How to get fit on a budget – to improve your mental and physical health


If you’re unsure about starting a new gym, or just want to glean some PT knowledge without committing to a full programme of sessions, a lot of trainers offer free initial sessions.

“As a PT myself, I don’t feel disrespected when people come in for a taster session, but rather I celebrate them making the first step to improve their health,” says Wiener.

It doesn’t have to be IRL, either. “Enlisting in the help of a PT can make all the difference in your fitness routine, and it doesn’t necessarily mean you have to see them in person,” he suggests. “If you really have no budget, find a PT on social media and don’t be scared to get in touch with any questions you may have, as long as they’re reputable and qualified.”

It’s also worth waiting for gym membership deals, which don’t just happen in January. Some gyms will offer family deals, partner deals, or basic package deals throughout the year. Depending on how you want to work out – and whether you can wait to sign up – this might be the way to go.

Bulking up

With food bank use soaring and supermarket prices skyrocketing, many people are having trouble getting enough to eat. Sticking to your macro or calorie targets might feel a bit trite in the middle of this, but evidence has shown working towards a goal is great for your self-efficacy, so stick with it.

“Buying in bulk is always going to help people on a budget. The frozen section is your friend,” says David Wiener, nutrition & training specialist. “Whether it’s fruit, vegetables or meat, it will be cheaper than buying fresh.”

But what about hitting protein targets? The average man needs 55g of protein per day, just to maintain his bodyweight. But these days chicken breasts ain’t cheap.

“There are choices you can make to up your protein intake which don’t involve bulk buying chicken,” says Wiener. “Sardines are a great, affordable option. Oats are also high in protein, low in cost, and very versatile. Cottage cheese is also underrated, and is a great choice to add to salads to increase your protein intake. For every dinner you make with chicken or turkey, mix in some lentils, which are low in price, yet high in protein.”

Do what you can

If you’re really trying to save, you don’t need to step foot in a gym, or speak to a PT at all. Walking is obviously a free way to move – Wiener suggests a good podcast and a scenic route to keep it fresh.
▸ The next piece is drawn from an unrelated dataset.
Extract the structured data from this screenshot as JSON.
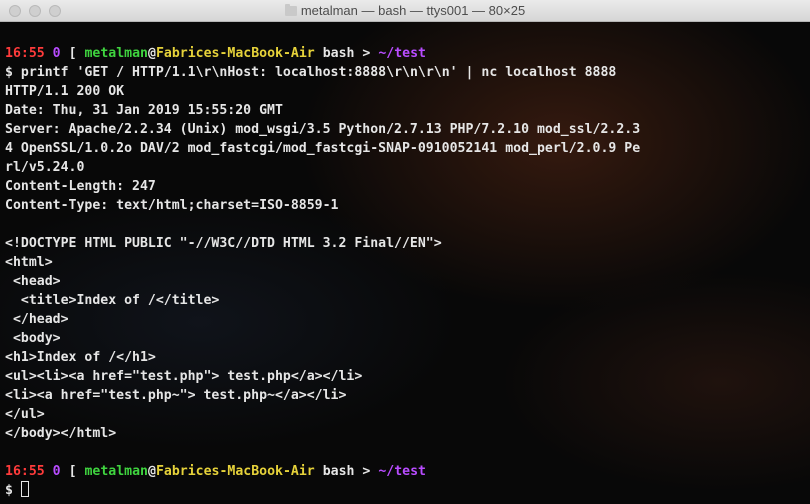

Ditto, calisthenics. “Bodyweight exercises are a cost-effective way to workout and can be incredibly intense – it’s perfect if you’re a fan of HIIT training,” says Wiener. “The short bursts of exercise that make up a bodyweight routine have been proven to help with weight loss more effectively than long cardio sessions.”

With many parks offering pull-up bars, it’s easier than ever to start. You could even combine it with a run, stopping every time you see a bench to perform some tricep dips or raised push-ups.